Il portavoce ha aggiunto: “Molestie, bullismo o comportamenti che mancano di rispetto a un’altra persona non sono coerenti con i nostri valori e non sono tollerati. Come sempre, il nostro obiettivo rimane quello di supportare i membri del nostro team, prenderci cura dei nostri ospiti e mantenere un ambiente rispettoso per tutti coloro che lavorano o cenano con noi”.
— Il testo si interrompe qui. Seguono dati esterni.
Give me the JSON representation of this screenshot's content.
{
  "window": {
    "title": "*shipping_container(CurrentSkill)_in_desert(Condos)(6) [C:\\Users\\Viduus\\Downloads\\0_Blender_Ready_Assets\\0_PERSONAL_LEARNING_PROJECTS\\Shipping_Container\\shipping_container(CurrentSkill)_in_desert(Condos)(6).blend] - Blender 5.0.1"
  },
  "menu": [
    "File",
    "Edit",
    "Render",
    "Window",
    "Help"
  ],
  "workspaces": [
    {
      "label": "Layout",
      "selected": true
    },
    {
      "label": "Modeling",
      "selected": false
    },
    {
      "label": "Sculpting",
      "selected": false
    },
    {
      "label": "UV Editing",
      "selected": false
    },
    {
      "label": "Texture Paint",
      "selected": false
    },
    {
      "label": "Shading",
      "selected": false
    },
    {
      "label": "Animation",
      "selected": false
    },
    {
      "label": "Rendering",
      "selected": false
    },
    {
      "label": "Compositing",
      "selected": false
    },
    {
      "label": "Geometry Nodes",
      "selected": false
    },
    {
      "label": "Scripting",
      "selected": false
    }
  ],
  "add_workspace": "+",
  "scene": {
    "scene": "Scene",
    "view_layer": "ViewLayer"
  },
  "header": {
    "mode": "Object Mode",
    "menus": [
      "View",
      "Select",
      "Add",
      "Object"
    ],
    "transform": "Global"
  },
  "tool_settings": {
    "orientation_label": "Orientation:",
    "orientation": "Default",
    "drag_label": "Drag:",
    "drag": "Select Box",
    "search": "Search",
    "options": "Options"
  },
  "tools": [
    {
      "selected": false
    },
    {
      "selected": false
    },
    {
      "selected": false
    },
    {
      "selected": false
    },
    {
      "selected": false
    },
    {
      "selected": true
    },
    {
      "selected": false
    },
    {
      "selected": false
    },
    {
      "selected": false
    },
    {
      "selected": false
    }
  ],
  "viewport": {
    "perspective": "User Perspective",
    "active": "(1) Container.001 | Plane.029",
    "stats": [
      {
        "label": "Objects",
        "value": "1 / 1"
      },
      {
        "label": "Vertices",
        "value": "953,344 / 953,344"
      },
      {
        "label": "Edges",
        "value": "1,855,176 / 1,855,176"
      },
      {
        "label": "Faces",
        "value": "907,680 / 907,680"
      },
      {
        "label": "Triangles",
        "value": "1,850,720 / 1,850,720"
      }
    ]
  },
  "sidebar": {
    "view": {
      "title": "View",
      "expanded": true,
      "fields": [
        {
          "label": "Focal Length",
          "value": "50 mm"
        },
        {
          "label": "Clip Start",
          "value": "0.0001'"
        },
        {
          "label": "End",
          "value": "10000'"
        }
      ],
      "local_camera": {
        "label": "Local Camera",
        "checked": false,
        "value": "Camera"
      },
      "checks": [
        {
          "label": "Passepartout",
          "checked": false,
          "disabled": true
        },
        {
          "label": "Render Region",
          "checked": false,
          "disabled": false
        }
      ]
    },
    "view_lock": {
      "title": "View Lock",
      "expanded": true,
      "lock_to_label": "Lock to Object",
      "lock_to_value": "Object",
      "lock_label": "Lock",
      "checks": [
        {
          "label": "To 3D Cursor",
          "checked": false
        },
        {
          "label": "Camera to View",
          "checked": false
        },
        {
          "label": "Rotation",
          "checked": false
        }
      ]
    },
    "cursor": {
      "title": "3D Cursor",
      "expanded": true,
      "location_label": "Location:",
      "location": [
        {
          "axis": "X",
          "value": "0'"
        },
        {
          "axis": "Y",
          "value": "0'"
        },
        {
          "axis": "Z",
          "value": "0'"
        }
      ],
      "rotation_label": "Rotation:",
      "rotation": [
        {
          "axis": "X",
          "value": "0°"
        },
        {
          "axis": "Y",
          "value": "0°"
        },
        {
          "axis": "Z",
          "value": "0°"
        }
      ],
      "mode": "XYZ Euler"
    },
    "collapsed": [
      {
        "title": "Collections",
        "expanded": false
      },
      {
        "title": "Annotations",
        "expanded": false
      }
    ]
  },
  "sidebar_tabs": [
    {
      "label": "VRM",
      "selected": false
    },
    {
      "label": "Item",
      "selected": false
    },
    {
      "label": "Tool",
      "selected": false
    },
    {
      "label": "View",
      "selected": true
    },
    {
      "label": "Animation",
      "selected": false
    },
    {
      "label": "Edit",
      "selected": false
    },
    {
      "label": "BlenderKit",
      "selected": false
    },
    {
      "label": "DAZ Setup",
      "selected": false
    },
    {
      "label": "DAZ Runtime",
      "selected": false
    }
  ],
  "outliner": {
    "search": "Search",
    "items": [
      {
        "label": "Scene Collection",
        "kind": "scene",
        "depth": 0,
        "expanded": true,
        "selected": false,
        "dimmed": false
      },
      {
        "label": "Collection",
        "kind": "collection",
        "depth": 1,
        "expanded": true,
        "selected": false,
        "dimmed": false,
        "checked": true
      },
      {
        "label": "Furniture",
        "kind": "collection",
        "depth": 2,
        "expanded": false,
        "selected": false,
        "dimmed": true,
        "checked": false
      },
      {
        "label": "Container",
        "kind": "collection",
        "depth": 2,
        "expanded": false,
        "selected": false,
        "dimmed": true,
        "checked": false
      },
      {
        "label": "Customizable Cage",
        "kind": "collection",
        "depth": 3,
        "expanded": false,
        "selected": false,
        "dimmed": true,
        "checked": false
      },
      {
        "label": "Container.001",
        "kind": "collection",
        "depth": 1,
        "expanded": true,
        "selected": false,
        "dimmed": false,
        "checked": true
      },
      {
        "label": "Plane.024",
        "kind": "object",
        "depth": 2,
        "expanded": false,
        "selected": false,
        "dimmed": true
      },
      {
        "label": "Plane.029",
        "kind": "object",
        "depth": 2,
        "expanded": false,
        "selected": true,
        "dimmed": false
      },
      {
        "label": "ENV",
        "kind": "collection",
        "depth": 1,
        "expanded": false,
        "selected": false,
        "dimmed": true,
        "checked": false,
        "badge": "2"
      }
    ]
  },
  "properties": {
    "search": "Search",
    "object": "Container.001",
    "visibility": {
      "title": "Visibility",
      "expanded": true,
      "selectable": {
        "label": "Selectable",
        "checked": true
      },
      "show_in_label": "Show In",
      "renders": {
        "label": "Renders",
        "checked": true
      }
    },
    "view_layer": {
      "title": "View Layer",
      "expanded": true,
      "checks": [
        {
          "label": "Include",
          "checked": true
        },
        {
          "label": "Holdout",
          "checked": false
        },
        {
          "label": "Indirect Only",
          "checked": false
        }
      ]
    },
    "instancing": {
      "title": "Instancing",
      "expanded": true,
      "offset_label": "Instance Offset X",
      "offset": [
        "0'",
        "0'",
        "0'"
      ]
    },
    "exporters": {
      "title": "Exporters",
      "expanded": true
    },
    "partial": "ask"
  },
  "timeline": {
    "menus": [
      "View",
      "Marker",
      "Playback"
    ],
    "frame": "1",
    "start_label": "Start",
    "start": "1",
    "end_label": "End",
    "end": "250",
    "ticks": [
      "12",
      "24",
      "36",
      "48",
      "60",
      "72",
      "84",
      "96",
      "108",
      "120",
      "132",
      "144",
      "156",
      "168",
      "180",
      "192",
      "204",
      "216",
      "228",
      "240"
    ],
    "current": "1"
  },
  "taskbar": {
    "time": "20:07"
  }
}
Nell’a Posta del sabato su Facebook, Ford ha scritto: “Sono appena stato licenziato da Chilis a Denham Springs per aver chiamato una collega non binaria con il suo vero nome legale governativo lolol. Ora devo trovare un nuovo lavoro”.
Ford ha aggiunto: “Ho anche bisogno di trovare un primo emendamento/avvocato per i diritti civili. Pubblicherò maggiori dettagli su cosa è successo esattamente dopo che avrò calmato un po’ perché sono infuriato in questo momento lolol.”
Nell’a video pubblicato sabatoFord ha detto di essere stato licenziato per essersi rifiutato di chiamare la collega non con il suo nome, ma con il suo “nome scelto”, che secondo lui era “Pesce”.
Ha detto che non era mai stato licenziato o addirittura disciplinato in nessun lavoro prima.
“Non parteciperò più a quella merda”, ha detto Ford nel video. “Ad esempio, non mi interessa. Non mi interessa, metto i piedi per terra. E semplicemente non lo faccio, non partecipo.”
Chili’s, tuttavia, sosteneva che Ford stesse commettendo comportamenti molesti.
“In questo caso, il membro del team licenziato ha deriso eccessivamente e inutilmente l’altro membro del team in modo ostile per molestarlo e intimidirlo”, ha detto il portavoce.
“Questo comportamento era intenzionale, mirato e progettato per provocare una reazione. Queste ripetute azioni di bullismo hanno creato un ambiente di lavoro ostile e hanno interferito con la capacità di svolgere il proprio lavoro.”